За выбором религиозным атаманом такого имени стояло ещё и неприятие идей большевиков-атеистов, нехристей.

(Здесь уместно напомнить, что в уникальной по смелости и силе чувства поздней повести В. Катаева «Уже написан Вертер» (1980), где речь идёт о красном терроре времён Гражданской войны, выведен, в числе других персонажей, начальник оперативного отдела ЧК по кличке Ангел Смерти. Даже прозвища командиров противоборствующих сторон были подобны. Однако в прозвище чекиста была вложена только цель карательного учреждения: угроза, насилие, беспощадная месть).

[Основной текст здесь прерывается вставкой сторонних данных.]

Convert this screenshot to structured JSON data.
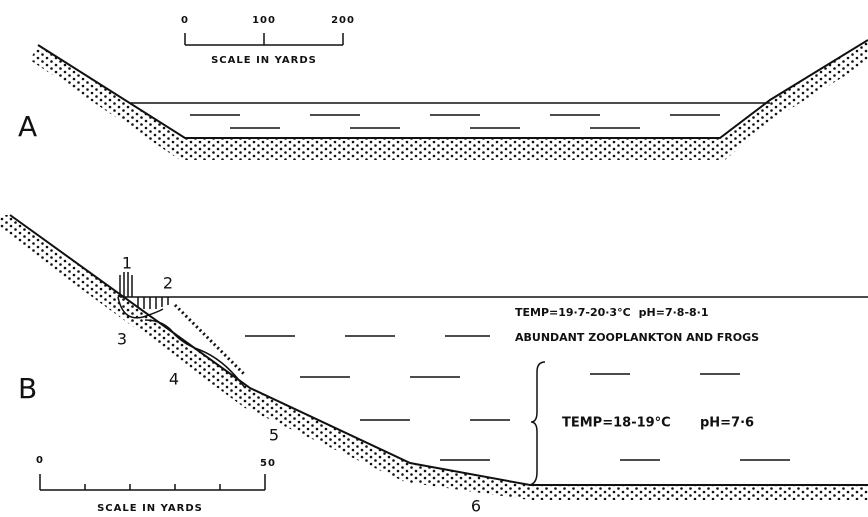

Примечательно, что в годы Гражданской войны в Украине действительно орудовала банда атамана Ангела. Сведения о нём находим в интернете: «Евгений Петрович Ангел происходил из болгарского рода Ангеловых» (таким образом, Ангел было не прозвище, а его настоящая фамилия – И. П.).[232]Родился на Черниговщине в 1897 году, то есть был всего на два года старше Олеши. В начале Первой мировой войны

Ангел был призван в действующую армию, где окончил школу прапорщиков. Вернулся домой с фронта в чине поручика.

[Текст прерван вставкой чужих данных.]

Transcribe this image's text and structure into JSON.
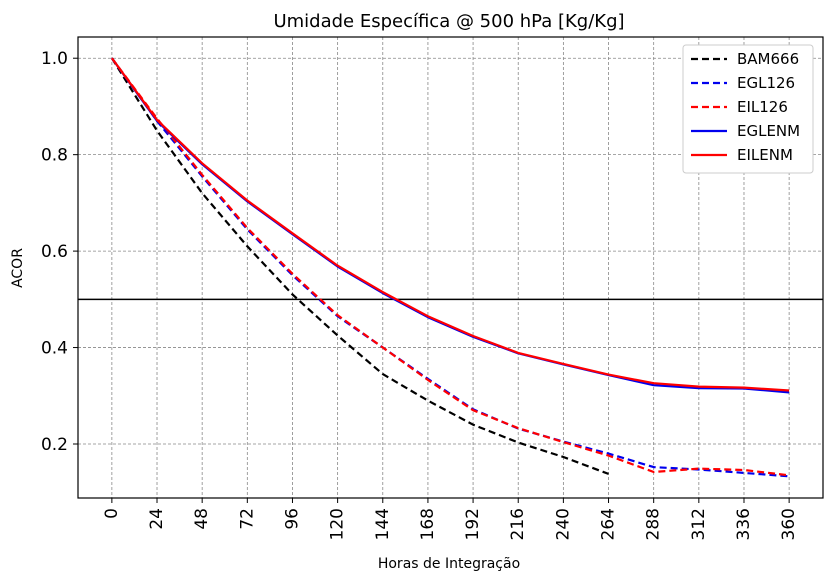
{
  "chart_data": {
    "type": "line",
    "title": "Umidade Específica @ 500 hPa [Kg/Kg]",
    "xlabel": "Horas de Integração",
    "ylabel": "ACOR",
    "x_ticks": [
      0,
      24,
      48,
      72,
      96,
      120,
      144,
      168,
      192,
      216,
      240,
      264,
      288,
      312,
      336,
      360
    ],
    "y_ticks": [
      0.2,
      0.4,
      0.6,
      0.8,
      1.0
    ],
    "xlim": [
      -18,
      378
    ],
    "ylim": [
      0.088,
      1.044
    ],
    "grid": true,
    "reference_line": 0.5,
    "legend_position": "top-right",
    "series": [
      {
        "name": "BAM666",
        "color": "#000000",
        "style": "dashed",
        "x": [
          0,
          24,
          48,
          72,
          96,
          120,
          144,
          168,
          192,
          216,
          240,
          264
        ],
        "y": [
          1.0,
          0.85,
          0.72,
          0.61,
          0.51,
          0.425,
          0.345,
          0.29,
          0.24,
          0.203,
          0.173,
          0.138
        ]
      },
      {
        "name": "EGL126",
        "color": "#0000ee",
        "style": "dashed",
        "x": [
          0,
          24,
          48,
          72,
          96,
          120,
          144,
          168,
          192,
          216,
          240,
          264,
          288,
          312,
          336,
          360
        ],
        "y": [
          1.0,
          0.87,
          0.755,
          0.645,
          0.55,
          0.465,
          0.4,
          0.335,
          0.272,
          0.232,
          0.205,
          0.18,
          0.152,
          0.147,
          0.14,
          0.133
        ]
      },
      {
        "name": "EIL126",
        "color": "#ff0000",
        "style": "dashed",
        "x": [
          0,
          24,
          48,
          72,
          96,
          120,
          144,
          168,
          192,
          216,
          240,
          264,
          288,
          312,
          336,
          360
        ],
        "y": [
          1.0,
          0.875,
          0.758,
          0.648,
          0.553,
          0.467,
          0.4,
          0.333,
          0.27,
          0.233,
          0.204,
          0.176,
          0.142,
          0.149,
          0.146,
          0.135
        ]
      },
      {
        "name": "EGLENM",
        "color": "#0000ee",
        "style": "solid",
        "x": [
          0,
          24,
          48,
          72,
          96,
          120,
          144,
          168,
          192,
          216,
          240,
          264,
          288,
          312,
          336,
          360
        ],
        "y": [
          1.0,
          0.87,
          0.78,
          0.703,
          0.635,
          0.568,
          0.513,
          0.463,
          0.422,
          0.388,
          0.365,
          0.343,
          0.322,
          0.316,
          0.315,
          0.307
        ]
      },
      {
        "name": "EILENM",
        "color": "#ff0000",
        "style": "solid",
        "x": [
          0,
          24,
          48,
          72,
          96,
          120,
          144,
          168,
          192,
          216,
          240,
          264,
          288,
          312,
          336,
          360
        ],
        "y": [
          1.0,
          0.872,
          0.782,
          0.705,
          0.637,
          0.57,
          0.515,
          0.465,
          0.424,
          0.389,
          0.366,
          0.344,
          0.326,
          0.319,
          0.317,
          0.311
        ]
      }
    ]
  }
}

В ноябре 1918 года Ангел организовал «Курень смерти имени кошевого Ивана Серко» (по другим данным, «Красный курень смерти»), который сражался, среди прочего, против большевиков. Атамана также подозревают в массовых расстрелах евреев.

В том же интернет-источнике читаем: «Первый биограф Ангела, подполковник Армии УНР Михаил Середа в 1930 году писал на страницах «ТПтопису ЧервоноТ Калини»: «В его черных больших глазах всегда пылали огоньки неисчерпаемой энергии и решительного характера. Его жилистая, подвижная фигура всегда находилась в напряжении всех мускулов, требуя постоянно острых впечатлений и изменчивых движений. Был одет как кавказский ингуш – в черную шерстяную бурку, островерхую черную папаху и кавказские шерстяные сапоги, снизу обшитые белой кожей».